Belated Movie Reviews

It seems that I missed a lot of movies in the past decade and watched quite a few of them this past weekend. I thought I might give a review of them:

Windtalkers
**
It was a decent action flic with more of a story than John Woo usually lets you have. Nicolas Cage gives the usual mailed-in Johnny Fontane performance that you would expect from Hollywood Silver Spoon trying to play the part of a war hero.
The Navajos are decent actors except their characters are one dimensional and you feel nothing but sympathy for them. It isn't clear whether the actors are actually Navajos or not, nor whether the language you hear is really Navajo. One would have to do some research to find out the answer to those questions.
Unfortunately, I watched this movie the night after I watched When We Were Soldiers, so the fake battle scenes done on what was surely a Hollywood set seemed very contrived if not reminiscent of the A-team.
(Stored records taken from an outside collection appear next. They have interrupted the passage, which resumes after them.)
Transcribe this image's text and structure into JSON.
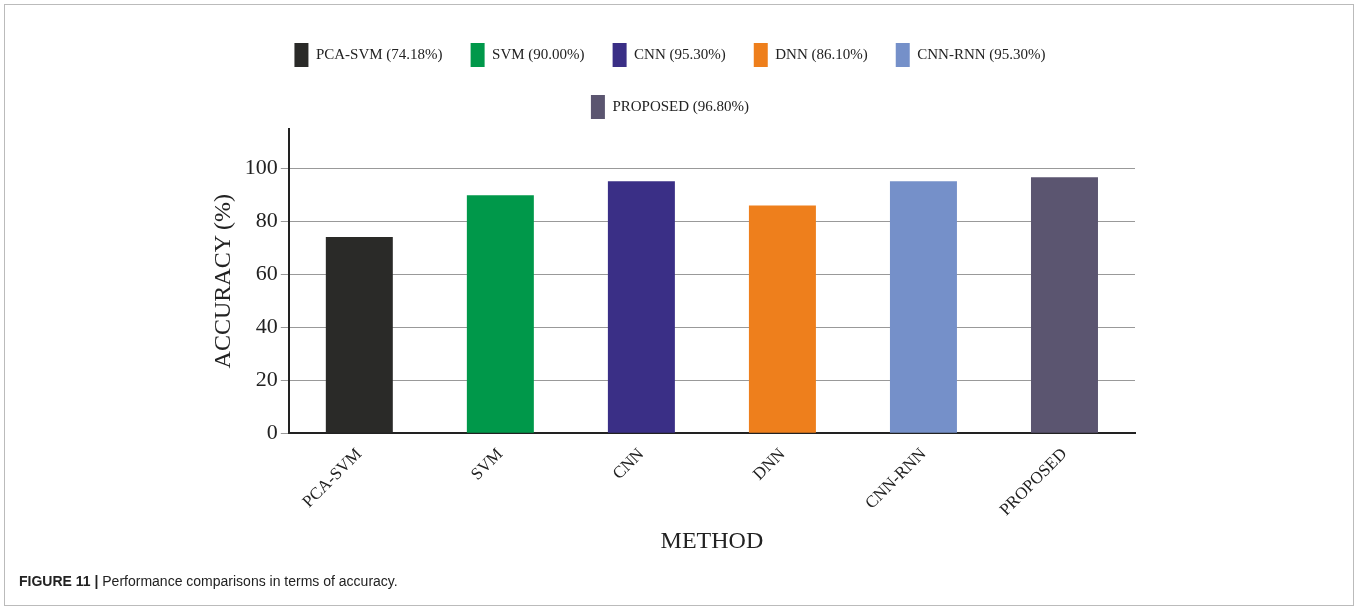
{
  "chart_data": {
    "type": "bar",
    "xlabel": "METHOD",
    "ylabel": "ACCURACY (%)",
    "categories": [
      "PCA-SVM",
      "SVM",
      "CNN",
      "DNN",
      "CNN-RNN",
      "PROPOSED"
    ],
    "series": [
      {
        "name": "PCA-SVM (74.18%)",
        "color": "#2a2a28",
        "values": [
          74.18,
          null,
          null,
          null,
          null,
          null
        ]
      },
      {
        "name": "SVM (90.00%)",
        "color": "#00984a",
        "values": [
          null,
          90.0,
          null,
          null,
          null,
          null
        ]
      },
      {
        "name": "CNN (95.30%)",
        "color": "#3a2f86",
        "values": [
          null,
          null,
          95.3,
          null,
          null,
          null
        ]
      },
      {
        "name": "DNN (86.10%)",
        "color": "#ee7f1c",
        "values": [
          null,
          null,
          null,
          86.1,
          null,
          null
        ]
      },
      {
        "name": "CNN-RNN (95.30%)",
        "color": "#7590c9",
        "values": [
          null,
          null,
          null,
          null,
          95.3,
          null
        ]
      },
      {
        "name": "PROPOSED (96.80%)",
        "color": "#5b5570",
        "values": [
          null,
          null,
          null,
          null,
          null,
          96.8
        ]
      }
    ],
    "ylim": [
      0,
      115
    ],
    "yticks": [
      0,
      20,
      40,
      60,
      80,
      100
    ],
    "grid": "y",
    "legend": "top",
    "annotations": [
      "FIGURE 11 | Performance comparisons in terms of accuracy."
    ]
  }
}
It was tiring to watch the correct person run while poorly trained Japanese soldiers shot at the dirt around their feet (go for the chest!).
It's worth watching if you like fake action movies that try to have a serious message and plot.

When We Were Soldiers
****
I avoided this movie for a long time because the previews had that line, "We will ride into battle...and this will be our horse." The rhythm with which Mel Gibson said those lines really bothered me. I wish I could recreate it for you, but I can't, you'll just have to remember how he said it. In any event, I did myself a disservice by not watching this movie sooner. Because of movies like Full Metal Jacket, Platoon, and TV shows like Tour of Duty, battle in Vietnam felt very stifling, lacking in strategy, and not very technological. When We Were Soldiers gives the strategy on both sides a lot of play and take a realistic approach to showing a true story without embellishing much. Soon to be canonized, Mel Gibson gives another great performance.

G.I. Jane
***
Good story, thought provoking, erotic. See it, not sure if you should believe it.

The Recruit
***
An on-the-edge-of-your-seat-thriller if you missed the previews and ignore Pacino playing the same bad guy that he's played since the Devil's Advocate. C'mon Scarface, do some coke and get all crazy in a movie.